(1.) The preliminary objection : Maintainability of the appeal : Mr. Santanu Mukherjee, learned Counsel for the respondent, had taken a preliminary objection as to the maintainability of the appeal. According to him, the decree was passed on 20th December, 2001. Against the said decree, a review application was preferred on 3rd/4th January, 2002. This review was partly allowed by an order dated 15th July, 2002. Therefore, when the appeal was preferred on 11th September, 2002 against the judgment and decree dated 20th December, 2001, there was no judgment and decree, which stood modified by reason of the order dated 15th July, 2002, being the decree against which the appeal could have been preferred. The subsequent dismissal of the review application or rejection thereof on account of not being pressed by the applicant would not alter the situation and would still affect the maintainability of the appeal. In support of his contention. Mr. Mukherjee had relied upon a decision in Sushil Kumar Sen vs.
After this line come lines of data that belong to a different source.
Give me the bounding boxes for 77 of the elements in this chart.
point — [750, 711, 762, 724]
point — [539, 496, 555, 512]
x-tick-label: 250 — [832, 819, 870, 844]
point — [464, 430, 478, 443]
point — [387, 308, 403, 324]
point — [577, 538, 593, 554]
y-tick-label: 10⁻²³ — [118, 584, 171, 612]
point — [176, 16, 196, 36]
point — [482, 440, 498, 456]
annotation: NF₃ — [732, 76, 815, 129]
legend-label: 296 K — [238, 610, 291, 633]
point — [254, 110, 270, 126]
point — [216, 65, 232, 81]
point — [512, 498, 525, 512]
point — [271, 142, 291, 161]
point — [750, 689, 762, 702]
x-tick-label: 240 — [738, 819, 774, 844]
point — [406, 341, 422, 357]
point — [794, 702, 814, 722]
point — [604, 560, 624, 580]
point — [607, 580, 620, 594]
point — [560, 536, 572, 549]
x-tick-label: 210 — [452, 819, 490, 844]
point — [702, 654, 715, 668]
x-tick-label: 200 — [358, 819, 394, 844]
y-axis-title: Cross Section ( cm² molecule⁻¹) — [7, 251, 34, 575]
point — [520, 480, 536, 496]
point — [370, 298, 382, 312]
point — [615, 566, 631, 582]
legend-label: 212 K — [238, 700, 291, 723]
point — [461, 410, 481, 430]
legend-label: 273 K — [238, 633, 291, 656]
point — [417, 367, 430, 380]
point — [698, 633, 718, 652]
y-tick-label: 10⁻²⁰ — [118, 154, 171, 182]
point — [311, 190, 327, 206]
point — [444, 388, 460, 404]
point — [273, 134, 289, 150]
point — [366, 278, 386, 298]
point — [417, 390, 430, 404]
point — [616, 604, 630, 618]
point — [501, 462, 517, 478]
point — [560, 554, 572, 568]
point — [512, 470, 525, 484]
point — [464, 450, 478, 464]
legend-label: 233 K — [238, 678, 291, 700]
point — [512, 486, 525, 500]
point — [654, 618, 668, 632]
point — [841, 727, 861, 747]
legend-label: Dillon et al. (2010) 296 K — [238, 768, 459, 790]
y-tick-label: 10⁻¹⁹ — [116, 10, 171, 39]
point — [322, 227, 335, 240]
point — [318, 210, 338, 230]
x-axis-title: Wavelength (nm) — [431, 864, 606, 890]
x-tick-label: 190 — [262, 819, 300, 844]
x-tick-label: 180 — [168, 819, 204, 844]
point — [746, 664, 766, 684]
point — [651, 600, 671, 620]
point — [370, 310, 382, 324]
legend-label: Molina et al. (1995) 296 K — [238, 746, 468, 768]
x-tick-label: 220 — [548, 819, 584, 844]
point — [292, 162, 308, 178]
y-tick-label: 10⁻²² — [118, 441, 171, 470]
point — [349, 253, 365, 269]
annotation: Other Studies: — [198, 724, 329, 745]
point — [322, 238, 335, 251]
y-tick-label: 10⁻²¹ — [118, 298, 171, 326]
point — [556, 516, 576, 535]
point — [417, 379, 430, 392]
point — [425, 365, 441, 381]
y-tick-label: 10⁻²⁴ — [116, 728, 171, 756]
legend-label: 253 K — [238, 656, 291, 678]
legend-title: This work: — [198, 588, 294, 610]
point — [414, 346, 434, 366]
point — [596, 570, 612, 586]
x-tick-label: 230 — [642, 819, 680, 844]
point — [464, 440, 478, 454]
State of Bihar, 1975(3) SCR 942. Relying on this decision, he contended that the principle laid down therein fully applies in the facts and circumstances of this case. Therefore, this appeal cannot be maintained.
(2.) Now on the question of merit of the case, it appears that the decree was passed under Order 12 Rule 6 of the Code of Civil Procedure (CPC). Elaborate argument was made for and against the decree by the respective counsel, which we do not like to deal with separately. We would be dealing with the respective submissions made by the learned Counsel for the respective parties at appropriate stages as would be relevant for the present purpose.
(3.) The admission has to be made in the pleading or otherwise. It may be oral. It may be in writing. In this case the admission was not made in the pleadings. It is neither made orally nor in writing. Mr. Mukherjee contends that the expression "otherwise" would include any admission made in course of any other proceedings particularly when such admission is made in another proceeding between the same parties involving the same property. He also contends that the admission need not be made by the party himself either orally or in writing. It would be sufficient if the party relies on or adopts a document authored by someone else containing certain statement in relation to the admission sought to be proved and such document is adduced in evidence and is acted upon and adopted by exhibiting the same.